An article from the Cathedral Times
by Dean Sam Candler
When I was growing up down in Coweta County, I walked a lot. Almost every day, after school, I would walk back through the woods behind our house, or down to the creek in front of our house, or through the farm pastures over to the lake. Those walks were rather like processions for me, routine and familiar rhythms that nevertheless often became exciting and even revealing.
In a similar way, my family, in a car, would process down Highway 34, towards Newnan, to school, and on Sundays, to church. The highway ride was a procession for us, joining with other cars, and even trucks and tractors in those days. From all walks of life, we formed a procession to town.
My life journey, my walk, has, of course, brought me to this beautiful church, the Cathedral of St. Philip. Parishioners and neighbors often see me walking here. Those walks are routine, through familiar streets, but they inspire new things. “Solvitur ambulando,” Augustine of Hippo once said, “It is solved by walking.” A good walk seems to solve all sorts of things for me, personal problems for sure, but also professional problems – like what can I possibly preach on this Sunday? Go for a walk. It is solved by walking.
This past Easter, I once again thrilled to see so many other people walking. Those people were you, many of you arriving early for the Easter Vigil, in the dark, before sunrise. One of my favorite times of the year, one of the holiest for me, is waiting by the Easter Fire, watching people walk to the fire. We are all walking in the dark that morning, some of us with flashlights, and some of using the streetlights. Our destination is light. Our destination is that Great Fire, the New Fire, of Easter. This past Easter, some of us were thrilled, while watching and walking, to see a tremendous meteor flash above the Cathedral roof! What a brilliant fire to begin the lighting of our Paschal Candle and the New Fire of Easter! We saw it because we were following our routine, out walking, even in the dark, and watching.
During all our Easter services, we took time to walk again. In church, we call our walking something else. We call it a “procession!” With dogwood branches and holy water, we processed again, around and around the inside of the Cathedral nave, bathing ourselves in both light and water.
Processions are where prayer happens. Sometimes that prayer is intentional, as in church. But, I believe our church processions actually begin when we wake up, and when we begin the familiar routine of getting to church again. All those church processions – to church itself in our cars, walking to the nave, walking in the nave—all those church processions are meant to give us practice. At church, we are practicing how to process in prayer, so that we can also pray during our other daily processions. When we practice enough, we will see a rainbow on the way to church, as many of us did this past Sunday!

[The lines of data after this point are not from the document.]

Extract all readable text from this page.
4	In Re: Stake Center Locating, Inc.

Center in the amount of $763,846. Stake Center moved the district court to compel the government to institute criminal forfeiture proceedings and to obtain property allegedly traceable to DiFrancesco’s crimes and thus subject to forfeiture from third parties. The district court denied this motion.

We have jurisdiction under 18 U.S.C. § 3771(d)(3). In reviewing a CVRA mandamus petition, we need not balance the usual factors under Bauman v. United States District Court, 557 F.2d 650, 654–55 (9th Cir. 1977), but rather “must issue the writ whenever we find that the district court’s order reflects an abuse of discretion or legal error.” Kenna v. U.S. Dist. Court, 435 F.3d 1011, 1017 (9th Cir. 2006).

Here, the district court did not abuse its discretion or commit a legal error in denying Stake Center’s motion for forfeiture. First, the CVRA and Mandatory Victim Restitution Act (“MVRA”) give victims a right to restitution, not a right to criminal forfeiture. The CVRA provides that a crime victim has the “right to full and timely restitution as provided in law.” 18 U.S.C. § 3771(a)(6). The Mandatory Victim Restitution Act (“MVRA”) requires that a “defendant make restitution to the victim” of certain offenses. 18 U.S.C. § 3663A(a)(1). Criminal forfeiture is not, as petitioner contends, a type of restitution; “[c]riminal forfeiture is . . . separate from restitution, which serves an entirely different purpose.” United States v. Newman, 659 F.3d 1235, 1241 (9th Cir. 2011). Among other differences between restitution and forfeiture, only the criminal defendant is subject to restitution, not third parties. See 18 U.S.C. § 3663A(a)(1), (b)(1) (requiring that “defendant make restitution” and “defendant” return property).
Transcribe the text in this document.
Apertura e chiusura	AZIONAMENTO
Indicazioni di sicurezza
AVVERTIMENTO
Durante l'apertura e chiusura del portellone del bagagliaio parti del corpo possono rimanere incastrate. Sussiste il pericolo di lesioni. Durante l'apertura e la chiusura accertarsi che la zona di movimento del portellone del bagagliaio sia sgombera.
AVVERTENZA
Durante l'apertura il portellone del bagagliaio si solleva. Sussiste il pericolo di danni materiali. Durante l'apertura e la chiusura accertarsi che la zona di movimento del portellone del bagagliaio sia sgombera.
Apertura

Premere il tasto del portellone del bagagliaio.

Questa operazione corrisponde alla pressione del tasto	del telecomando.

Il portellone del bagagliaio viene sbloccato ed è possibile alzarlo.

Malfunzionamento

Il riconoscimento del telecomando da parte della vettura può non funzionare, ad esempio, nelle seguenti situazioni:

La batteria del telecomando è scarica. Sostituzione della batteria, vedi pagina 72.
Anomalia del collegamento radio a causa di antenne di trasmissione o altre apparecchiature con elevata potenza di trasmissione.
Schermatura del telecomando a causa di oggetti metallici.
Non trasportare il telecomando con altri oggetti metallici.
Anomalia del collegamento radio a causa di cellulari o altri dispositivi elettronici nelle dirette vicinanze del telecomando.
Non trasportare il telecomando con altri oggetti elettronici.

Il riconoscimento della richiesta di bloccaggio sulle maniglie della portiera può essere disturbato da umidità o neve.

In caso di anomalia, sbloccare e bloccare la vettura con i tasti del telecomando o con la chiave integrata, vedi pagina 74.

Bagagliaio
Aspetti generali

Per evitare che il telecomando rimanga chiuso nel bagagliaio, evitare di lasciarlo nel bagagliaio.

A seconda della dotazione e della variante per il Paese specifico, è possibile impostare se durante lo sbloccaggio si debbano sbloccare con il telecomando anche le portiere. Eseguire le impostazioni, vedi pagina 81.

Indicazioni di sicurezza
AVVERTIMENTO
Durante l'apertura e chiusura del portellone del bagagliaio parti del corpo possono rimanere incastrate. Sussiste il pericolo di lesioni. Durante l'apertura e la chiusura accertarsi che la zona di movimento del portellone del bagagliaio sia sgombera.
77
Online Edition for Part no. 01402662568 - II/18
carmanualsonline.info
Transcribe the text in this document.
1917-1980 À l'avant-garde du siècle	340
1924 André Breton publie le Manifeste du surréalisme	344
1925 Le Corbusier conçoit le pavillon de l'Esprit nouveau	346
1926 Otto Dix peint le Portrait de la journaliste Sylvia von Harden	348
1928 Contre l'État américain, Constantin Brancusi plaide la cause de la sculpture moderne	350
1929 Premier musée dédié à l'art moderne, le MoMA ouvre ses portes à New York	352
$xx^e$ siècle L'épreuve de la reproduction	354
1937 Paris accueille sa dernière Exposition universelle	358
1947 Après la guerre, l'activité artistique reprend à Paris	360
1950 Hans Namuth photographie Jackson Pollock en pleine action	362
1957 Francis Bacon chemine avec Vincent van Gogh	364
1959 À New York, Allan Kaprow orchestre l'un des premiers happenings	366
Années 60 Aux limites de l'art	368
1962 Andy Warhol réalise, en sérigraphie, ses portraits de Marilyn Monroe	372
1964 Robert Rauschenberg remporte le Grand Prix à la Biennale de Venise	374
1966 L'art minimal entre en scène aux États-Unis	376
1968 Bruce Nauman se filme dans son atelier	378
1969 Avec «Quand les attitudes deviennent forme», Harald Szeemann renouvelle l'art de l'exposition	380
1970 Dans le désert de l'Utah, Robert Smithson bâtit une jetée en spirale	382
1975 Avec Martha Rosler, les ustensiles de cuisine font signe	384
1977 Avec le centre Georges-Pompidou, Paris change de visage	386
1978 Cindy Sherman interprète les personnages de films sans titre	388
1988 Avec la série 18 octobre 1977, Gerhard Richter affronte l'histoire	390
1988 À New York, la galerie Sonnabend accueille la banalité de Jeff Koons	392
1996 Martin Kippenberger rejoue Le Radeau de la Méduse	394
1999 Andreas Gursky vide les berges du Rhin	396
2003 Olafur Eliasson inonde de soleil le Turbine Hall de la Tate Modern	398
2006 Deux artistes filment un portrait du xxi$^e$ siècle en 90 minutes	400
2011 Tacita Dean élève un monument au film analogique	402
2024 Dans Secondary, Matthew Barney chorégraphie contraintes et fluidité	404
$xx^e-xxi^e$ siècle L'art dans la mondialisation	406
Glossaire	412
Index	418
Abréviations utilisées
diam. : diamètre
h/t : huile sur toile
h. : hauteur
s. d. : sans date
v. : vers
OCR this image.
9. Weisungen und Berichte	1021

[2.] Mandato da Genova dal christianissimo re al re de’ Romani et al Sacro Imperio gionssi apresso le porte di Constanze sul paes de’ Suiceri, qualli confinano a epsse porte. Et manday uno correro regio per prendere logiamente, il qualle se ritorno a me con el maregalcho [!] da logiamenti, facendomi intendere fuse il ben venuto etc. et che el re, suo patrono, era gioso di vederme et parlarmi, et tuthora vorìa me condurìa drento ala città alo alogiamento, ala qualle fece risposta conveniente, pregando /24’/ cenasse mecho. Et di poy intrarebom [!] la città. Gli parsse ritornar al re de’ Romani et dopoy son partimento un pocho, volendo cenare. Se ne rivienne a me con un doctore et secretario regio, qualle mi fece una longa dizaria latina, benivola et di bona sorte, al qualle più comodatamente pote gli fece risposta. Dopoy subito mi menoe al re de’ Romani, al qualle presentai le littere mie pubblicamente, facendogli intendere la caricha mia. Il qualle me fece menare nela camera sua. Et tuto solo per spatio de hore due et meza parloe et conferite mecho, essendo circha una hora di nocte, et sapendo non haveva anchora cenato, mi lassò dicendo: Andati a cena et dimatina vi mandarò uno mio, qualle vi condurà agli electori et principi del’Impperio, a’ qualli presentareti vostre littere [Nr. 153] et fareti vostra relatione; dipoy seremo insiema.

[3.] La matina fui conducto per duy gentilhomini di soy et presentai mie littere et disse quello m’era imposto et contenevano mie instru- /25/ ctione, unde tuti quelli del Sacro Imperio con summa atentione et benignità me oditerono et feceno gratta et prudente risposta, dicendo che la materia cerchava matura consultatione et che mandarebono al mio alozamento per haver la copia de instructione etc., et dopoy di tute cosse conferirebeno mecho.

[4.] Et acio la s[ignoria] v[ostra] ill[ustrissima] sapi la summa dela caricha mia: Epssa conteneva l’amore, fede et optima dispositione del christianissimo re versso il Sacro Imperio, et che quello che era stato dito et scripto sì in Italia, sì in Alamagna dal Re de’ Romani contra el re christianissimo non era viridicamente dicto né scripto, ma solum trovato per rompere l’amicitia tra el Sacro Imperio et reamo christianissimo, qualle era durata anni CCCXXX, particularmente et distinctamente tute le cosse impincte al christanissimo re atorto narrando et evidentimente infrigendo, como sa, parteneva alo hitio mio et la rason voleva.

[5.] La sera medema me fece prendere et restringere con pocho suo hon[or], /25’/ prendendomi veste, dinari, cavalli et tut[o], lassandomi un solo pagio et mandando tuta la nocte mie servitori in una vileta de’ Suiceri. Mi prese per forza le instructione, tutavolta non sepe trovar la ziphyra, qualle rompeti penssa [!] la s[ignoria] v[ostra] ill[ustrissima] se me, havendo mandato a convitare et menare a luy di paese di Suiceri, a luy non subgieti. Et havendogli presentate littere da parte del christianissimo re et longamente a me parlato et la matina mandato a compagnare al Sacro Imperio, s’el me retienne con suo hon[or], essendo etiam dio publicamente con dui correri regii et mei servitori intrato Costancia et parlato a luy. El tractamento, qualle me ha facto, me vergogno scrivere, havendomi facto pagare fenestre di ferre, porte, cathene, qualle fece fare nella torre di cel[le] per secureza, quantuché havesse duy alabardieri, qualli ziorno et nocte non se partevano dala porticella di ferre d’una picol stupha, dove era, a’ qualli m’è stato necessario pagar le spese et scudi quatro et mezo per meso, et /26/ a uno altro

All of us have daily processions. Those daily processions include the journey from sleep to wakefulness each morning, down the hall, down the stairs to our coffee or breakfast, driving or riding or walking to work, to school, to the grocery store. Is it possible that we might encounter prayer during those ordinary processions? Is it possible that we might encounter, not just errands and tasks and responsibilities, but also the presence of the holy? Walking in church, processing in church, is meant to give us just that sort of practice. If we can practice prayer while processing in church, we might also be able to pray in traffic jams, in check-out lines, and walking outside to meet the new day.